Now that a second federal judge blocked President Biden’s student debt relief plan last week, the estimated 43 million low- and middle-income borrowers who would qualify for the program are once again unsure whether they will ever get any relief at all.

The fate of the plan — which would forgive up to $20,000 in federal student loan debt for “borrowers who need it most,” according to the White House — has faced several legal challenges since Biden announced it in late August, fulfilling a promise he made during the 2020 presidential campaign.

However, Thursday’s ruling by District Court Judge Mark Pittman, who was appointed by former President Donald Trump, has led the Education Department to stop accepting any new applications to the program while it appeals the decision.

If you are one of the 26 million borrowers who have already applied — or one of the 17 million who hadn’t gotten around to it yet — here’s what you should know:

I already applied for the program. What happens to my information?

The office says it will hold the applications of the 26 million people who already sent in their information. Among those, 16 million applications have already been “approved and sent to loan servicers to be discharged when allowed by the courts,” according to Secretary of Education Miguel Cardona. The office urges borrowers to keep checking its website for updates.

I haven’t applied yet. Can I still do it?

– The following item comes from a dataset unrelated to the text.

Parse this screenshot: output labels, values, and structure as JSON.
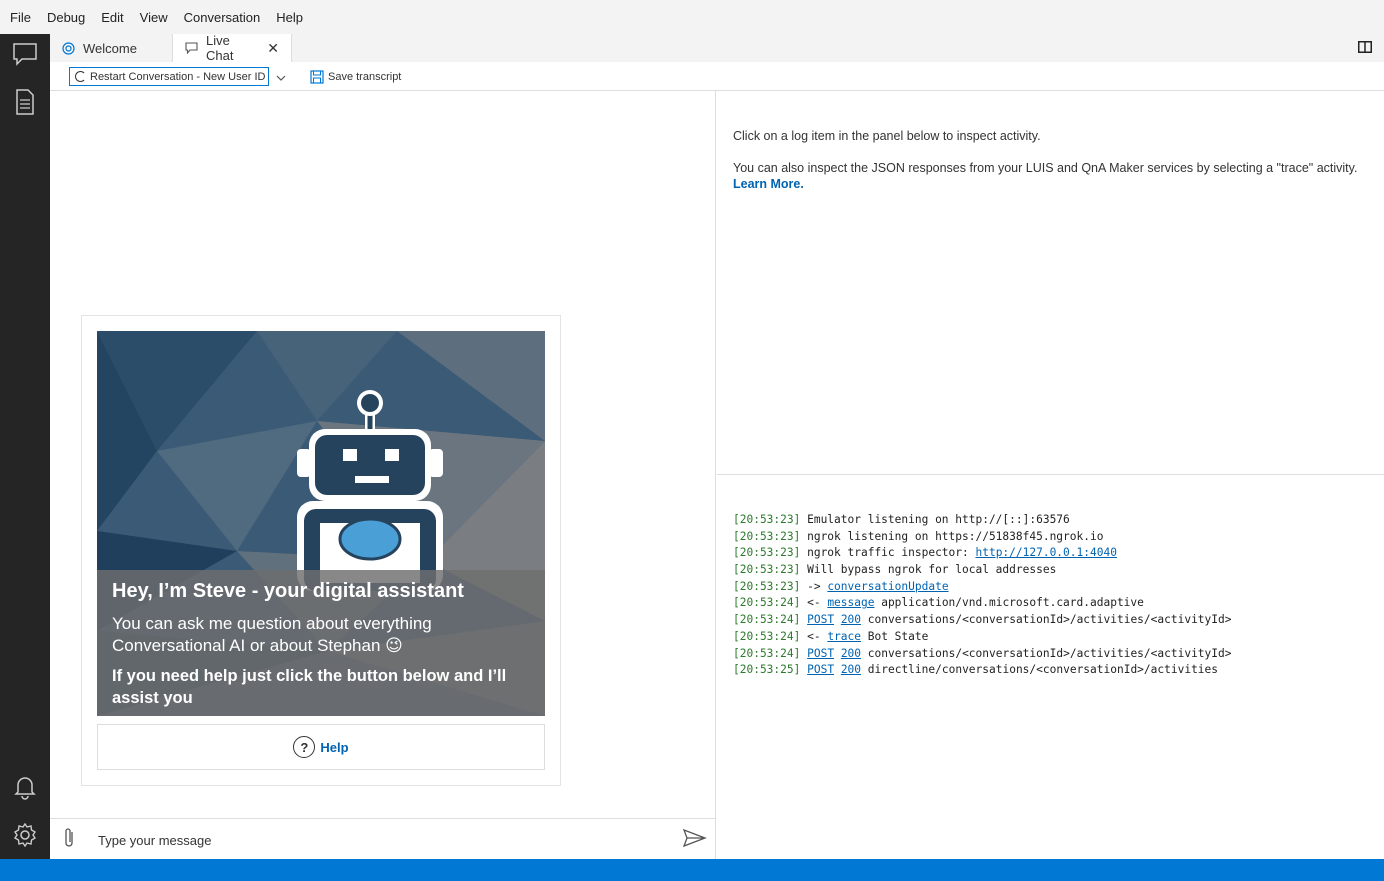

Borrowers who haven’t yet applied for debt relief will need to wait while the administration challenges the recent ruling shutting down the program. “Courts have issued orders blocking our student debt relief program,” the Education Department said on its federal student aid website. “As a result, at this time, we are not accepting applications. We are seeking to overturn those orders.”

When will I know the final decision on the program’s fate?

That could take a while. Cardona said that while the Education Department is “disappointed” in the Texas court decision, “we are not standing down.” The administration is appealing the ruling, and the case is now headed to the U.S. Court of Appeals for the 5th Circuit. The appeals court could either rule in favor of the administration or return the case to the lower court. After that is done, it’s possible that either side could ask the Supreme Court to take up the case.

I haven’t made any student loan payments since March 2020. When will they resume?

After nearly three years of a COVID-induced pause on student loan payments, borrowers are expected to start paying again in January, when interest will begin to accrue. The freeze has been extended several times, and Biden said that the payment pause would not be extended again. However, that was before any of the court rulings temporarily blocked the program. It’s unclear whether the legal challenges will have any effect on the end of the pause on Dec. 31.